Importing legacy code from Subversion to Git

Atlassian has a very good tutorial on this. I suggest you read it first. Here is a simple example.

Install git-svn

A modern git installation may not include git-svn by default. On Ubuntu you can easily install it:

sudo apt-get install git-svn

Authors text file

To preserve the history readably, you’ll need to tell git svn the real names of the authors. There are tools to generate authors.txt, but for a small-ish team it might be easier to create it manually. Here’s a sample.

sarah = Sarah Woodall <sarah.woodall@mycompany.com>
otheruser = Other User <other.user@mycompany.com>

Subtree import recipe

This is how I imported a subdirectory of an old Subversion repo as a subtree of an existing Git repo, bringing in all relevant history with it. This assumes we want to import to the target repo’s default branch.

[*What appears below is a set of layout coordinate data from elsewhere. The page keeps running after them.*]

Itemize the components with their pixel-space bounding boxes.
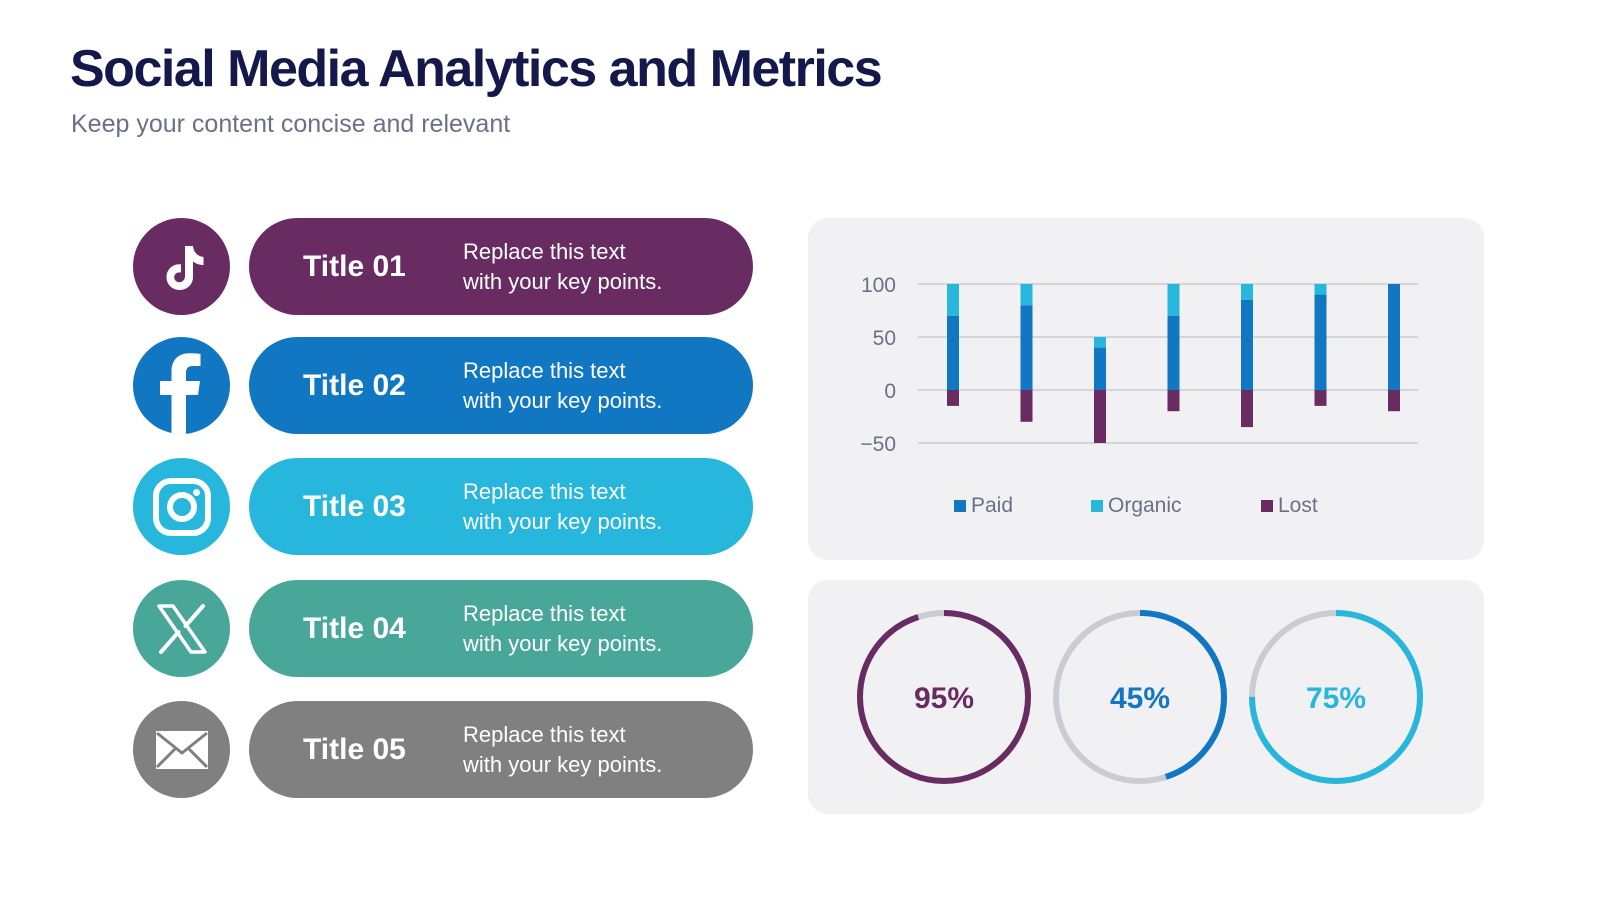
bar-paid <box>1020 305 1033 390</box>
bar-paid <box>1314 294 1327 390</box>
platform-icon-badge <box>133 580 230 677</box>
item-description: Replace this text with your key points. <box>463 358 663 413</box>
bar-lost <box>1094 390 1106 443</box>
ring-progress <box>1249 610 1423 784</box>
platform-icon-badge <box>133 701 230 798</box>
bar-paid <box>1167 315 1180 390</box>
bar-organic <box>947 284 959 316</box>
platform-icon-badge <box>133 458 230 555</box>
platform-row-mail: Title 05 Replace this text with your key … <box>133 701 753 798</box>
bar-lost <box>1167 390 1180 412</box>
bar-paid <box>1241 299 1253 390</box>
mail-icon <box>155 730 208 769</box>
legend-label: Paid <box>971 494 1013 517</box>
page-subtitle: Keep your content concise and relevant <box>71 110 511 138</box>
tiktok-icon <box>166 245 203 290</box>
platform-row-x: Title 04 Replace this text with your key … <box>133 580 753 677</box>
progress-ring: 45% <box>1053 610 1227 784</box>
ring-progress <box>1053 610 1227 784</box>
legend-swatch <box>1091 500 1103 512</box>
bar-organic <box>1241 284 1253 300</box>
platform-pill: Title 01 Replace this text with your key … <box>249 218 753 315</box>
ring-value-label: 75% <box>1306 682 1366 715</box>
legend-label: Lost <box>1278 494 1318 517</box>
legend-item-lost: Lost <box>1261 494 1318 517</box>
platform-icon-badge <box>133 337 230 434</box>
legend-item-organic: Organic <box>1091 494 1182 517</box>
legend-swatch <box>1261 500 1273 512</box>
bar-organic <box>1020 284 1033 306</box>
platform-row-instagram: Title 03 Replace this text with your key … <box>133 458 753 555</box>
bar-chart-panel: 100 50 0 −50 Paid Organic Lost <box>808 218 1484 560</box>
platform-icon-badge <box>133 218 230 315</box>
item-description: Replace this text with your key points. <box>463 479 663 534</box>
platform-pill: Title 04 Replace this text with your key … <box>249 580 753 677</box>
bar-paid <box>1094 347 1106 390</box>
bar-organic <box>1314 284 1327 295</box>
item-title: Title 03 <box>303 490 406 523</box>
bar-lost <box>1020 390 1033 422</box>
item-title: Title 05 <box>303 733 406 766</box>
item-description: Replace this text with your key points. <box>463 239 663 294</box>
bar-organic <box>1167 284 1180 316</box>
item-title: Title 04 <box>303 612 406 645</box>
y-tick-label: −50 <box>860 433 896 456</box>
legend-label: Organic <box>1108 494 1182 517</box>
y-tick-label: 100 <box>861 274 896 297</box>
platform-pill: Title 05 Replace this text with your key … <box>249 701 753 798</box>
progress-ring: 95% <box>857 610 1031 784</box>
bar-paid <box>947 315 959 390</box>
bar-lost <box>1241 390 1253 428</box>
progress-rings-panel: 95% 45% 75% <box>808 580 1484 814</box>
x-twitter-icon <box>156 603 207 654</box>
item-title: Title 02 <box>303 369 406 402</box>
platform-pill: Title 02 Replace this text with your key … <box>249 337 753 434</box>
ring-value-label: 95% <box>914 682 974 715</box>
bar-paid <box>1388 284 1400 390</box>
progress-rings: 95% 45% 75% <box>857 610 1423 784</box>
platform-row-facebook: Title 02 Replace this text with your key … <box>133 337 753 434</box>
y-tick-label: 0 <box>884 380 896 403</box>
legend-item-paid: Paid <box>954 494 1013 517</box>
ring-value-label: 45% <box>1110 682 1170 715</box>
ring-progress <box>857 610 1031 784</box>
y-tick-label: 50 <box>873 327 896 350</box>
bar-organic <box>1094 337 1106 348</box>
progress-ring: 75% <box>1249 610 1423 784</box>
item-description: Replace this text with your key points. <box>463 601 663 656</box>
item-title: Title 01 <box>303 250 406 283</box>
facebook-icon <box>160 353 201 434</box>
platform-pill: Title 03 Replace this text with your key … <box>249 458 753 555</box>
stacked-bar-chart: 100 50 0 −50 Paid Organic Lost <box>860 274 1418 517</box>
legend-swatch <box>954 500 966 512</box>
page-title: Social Media Analytics and Metrics <box>70 40 883 98</box>
bar-lost <box>1388 390 1400 412</box>
bar-lost <box>1314 390 1327 406</box>
instagram-icon <box>152 477 211 536</box>
bar-lost <box>947 390 959 406</box>
platform-row-tiktok: Title 01 Replace this text with your key … <box>133 218 753 315</box>
item-description: Replace this text with your key points. <box>463 722 663 777</box>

  1. Use git svn to create a temporary local git repo containing the data you want from Subversion
  2. Move the files into their own subdirectory
  3. Tag it: we’ll use this tag to define what gets exported
  4. Separately, clone the target Git repo, and move into it to do the rest
  5. Make a new subdirectory within it, as a home for the new subtree
  6. Export the files as they stand today (no history, just the files) from the temporary repo into the new subdirectory of the target repo
  7. Add and commit these new files to Git locally
  8. Bring in just the history, without affecting the files, by using git pull -s ours
  9. Finally, push the result
git svn clone --authors-file=authors.txt --trunk=mysubtree/ http://svnrepolocationURL/svn/mysvnrepo/
cd mysvnrepo
mkdir mysubtree
mv *.cpp *.hpp .cproject .project mysubtree
git commit -m"Moved mysubtree into own directory"
git tag -m"Tag current state of mysubtree ready for migration" MIGRATION_MYSUBTREE
cd ..
git clone https://myuser@myrepolocationURL/mytargetrepo.git
cd mytargetrepo
mkdir mysubtree
cd mysubtree
(cd ../../mysvnrepo && git archive MIGRATION_MYSUBTREE) | tar -xf -
cd ..
git add mysubtree
git commit -m"Initial commit of mysubtree, no history"
git pull -s ours ../mysvnrepo MIGRATION_MYSUBTREE
git push

Snag

My first go at the above (before I added Step 2) produced an error mesage from Git about unrelated history, at the “pull” stage. I attempted to force the issue by using “–allow-unrelated-histories”. This got the job done, but Git didn’t see the new files and the old ones as being the same, so the history, although present in the repo and browsable using Sourcetree, isn’t relatecd to the files (so “git log <filename>” doesn’t show what it should).